What do you enjoy about being a volunteer?
It’s a unique opportunity to collaborate with people from different organizations and different regions on something that benefits the industry overall. There’s a camaraderie among volunteers because we are all there because we believe in the project enough that we are willing to give our time and energy to it. It’s also very rewarding to see the positive outcome or change that you helped to generate through your efforts.
What does it mean to you being a certified Collection System professional?

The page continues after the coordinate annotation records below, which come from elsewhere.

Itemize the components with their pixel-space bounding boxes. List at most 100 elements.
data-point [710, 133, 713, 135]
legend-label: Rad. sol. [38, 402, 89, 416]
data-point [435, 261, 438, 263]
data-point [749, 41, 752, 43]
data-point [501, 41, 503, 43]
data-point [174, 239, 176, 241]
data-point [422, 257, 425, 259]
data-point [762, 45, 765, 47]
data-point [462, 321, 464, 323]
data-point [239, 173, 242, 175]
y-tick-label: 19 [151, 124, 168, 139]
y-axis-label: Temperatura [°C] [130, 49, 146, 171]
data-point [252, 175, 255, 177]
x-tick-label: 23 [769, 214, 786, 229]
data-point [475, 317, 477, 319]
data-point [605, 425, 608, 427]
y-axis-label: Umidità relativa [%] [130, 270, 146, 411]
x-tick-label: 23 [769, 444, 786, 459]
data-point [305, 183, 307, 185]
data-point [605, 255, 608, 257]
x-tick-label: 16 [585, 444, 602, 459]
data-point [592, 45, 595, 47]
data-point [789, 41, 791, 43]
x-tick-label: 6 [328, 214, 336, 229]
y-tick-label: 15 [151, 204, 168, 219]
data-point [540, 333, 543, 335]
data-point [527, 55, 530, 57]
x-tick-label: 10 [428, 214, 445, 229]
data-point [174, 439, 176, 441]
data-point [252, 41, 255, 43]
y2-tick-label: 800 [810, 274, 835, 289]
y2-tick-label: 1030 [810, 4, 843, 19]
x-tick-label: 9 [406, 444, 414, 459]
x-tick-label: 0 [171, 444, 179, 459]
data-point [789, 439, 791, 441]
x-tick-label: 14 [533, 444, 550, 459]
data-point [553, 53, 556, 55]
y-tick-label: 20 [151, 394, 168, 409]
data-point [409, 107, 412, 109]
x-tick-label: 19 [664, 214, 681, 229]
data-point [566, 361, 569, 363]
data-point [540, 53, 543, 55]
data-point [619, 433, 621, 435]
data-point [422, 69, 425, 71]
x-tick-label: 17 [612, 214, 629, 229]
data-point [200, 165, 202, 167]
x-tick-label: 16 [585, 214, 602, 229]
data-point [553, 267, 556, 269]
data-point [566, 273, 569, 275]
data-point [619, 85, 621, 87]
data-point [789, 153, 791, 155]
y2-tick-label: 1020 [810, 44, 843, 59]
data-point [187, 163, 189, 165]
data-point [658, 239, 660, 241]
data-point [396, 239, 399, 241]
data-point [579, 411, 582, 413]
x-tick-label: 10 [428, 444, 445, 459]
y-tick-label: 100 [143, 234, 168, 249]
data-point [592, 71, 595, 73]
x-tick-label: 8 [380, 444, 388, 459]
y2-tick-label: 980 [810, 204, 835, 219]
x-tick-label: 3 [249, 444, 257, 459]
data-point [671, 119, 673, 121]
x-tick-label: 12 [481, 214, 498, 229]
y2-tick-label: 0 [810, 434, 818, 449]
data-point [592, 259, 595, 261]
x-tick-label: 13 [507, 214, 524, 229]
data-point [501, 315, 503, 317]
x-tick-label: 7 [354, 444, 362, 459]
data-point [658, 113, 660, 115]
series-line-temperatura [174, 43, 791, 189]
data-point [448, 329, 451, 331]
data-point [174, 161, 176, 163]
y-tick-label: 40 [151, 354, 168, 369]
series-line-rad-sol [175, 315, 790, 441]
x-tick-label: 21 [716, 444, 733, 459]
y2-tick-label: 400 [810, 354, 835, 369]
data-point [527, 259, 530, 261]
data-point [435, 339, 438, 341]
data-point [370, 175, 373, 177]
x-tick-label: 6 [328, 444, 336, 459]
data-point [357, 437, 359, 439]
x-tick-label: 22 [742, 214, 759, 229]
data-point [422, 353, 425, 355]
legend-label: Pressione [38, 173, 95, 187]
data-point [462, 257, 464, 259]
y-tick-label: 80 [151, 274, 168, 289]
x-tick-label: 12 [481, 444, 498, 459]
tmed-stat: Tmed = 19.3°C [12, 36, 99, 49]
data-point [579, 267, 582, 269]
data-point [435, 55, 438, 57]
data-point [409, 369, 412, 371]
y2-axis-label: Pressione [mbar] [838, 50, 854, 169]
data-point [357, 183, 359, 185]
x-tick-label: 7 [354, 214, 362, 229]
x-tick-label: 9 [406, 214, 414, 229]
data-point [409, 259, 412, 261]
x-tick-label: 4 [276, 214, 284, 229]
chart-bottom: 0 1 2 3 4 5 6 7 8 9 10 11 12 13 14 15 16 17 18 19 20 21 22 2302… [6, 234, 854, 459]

It represents a standard that all Certified professionals can point to as evidence that they have the knowledge expected at that grade level to perform the associated duties in that role. Since CWEA certification is widely-accepted as the industry standard for Collection Systems, I know that it is something that will benefit me throughout my career – even if I move to another organization or agency.
Why is it important for the profession?
It is important to have a standard that is independent of individual opinions or interests. Professional certification is an objective measurement of the certificate holder’s competency in that specialty area and grade level. It gives the industry the credibility to say to our customers, “the people working to provide you with service are knowledgeable, competent, and trained professionals.” It’s important that our customers know that they can trust the quality of the work we are doing, and certifications are one of the ways that we can establish that trust.
Advice for test takers?
Study, study, study. Take advantage of as many training opportunities as you can – from informal study groups to scheduled classes. Spend time doing practice questions from the recommended textbooks and study guides. Try to recreate the testing environment by giving yourself a timed practice test where you don’t have the answers in front of you. The more you get used to that scenario, the less nervous you’ll be when you take the real thing. And if you don’t pass on your first try, don’t get discouraged. Try again and keep striving for higher grade levels. It’s an investment in yourself and your future that will pay off with more and better opportunities.
Is there something you think is surprising most people don’t know about the Collection System profession you’d like to share?
What might be surprising about the Collection System profession is just how important technology and innovation is. Whether operating equipment, maintaining a facility, or doing everyday maintenance duties, our industry relies on technology to keep up with today’s challenges and maintain safe and efficient collection systems that protect health and the environment. There is continuous innovation in this industry which underscores the importance of professional certifications.
Any other advice for new people entering the sector on how to get ahead and be successful?
Learn as much as you can from people that have been in the industry for a long time. Seek out mentorships and challenge yourself to learn something new on a regular basis. Strive for those professional certifications, even if your agency doesn’t require them. An important trait that I see in many successful people is adaptability to change. The leaders of tomorrow will be those who are most comfortable with change and who are willing to try new approaches to solve problems. They don’t see challenges as obstacles, but rather, as opportunities to learn and grow. Collaboration is another skill that is essential for long-term success. Don’t worry if these aren’t naturally part of your personality – you can get better at almost anything by just practicing!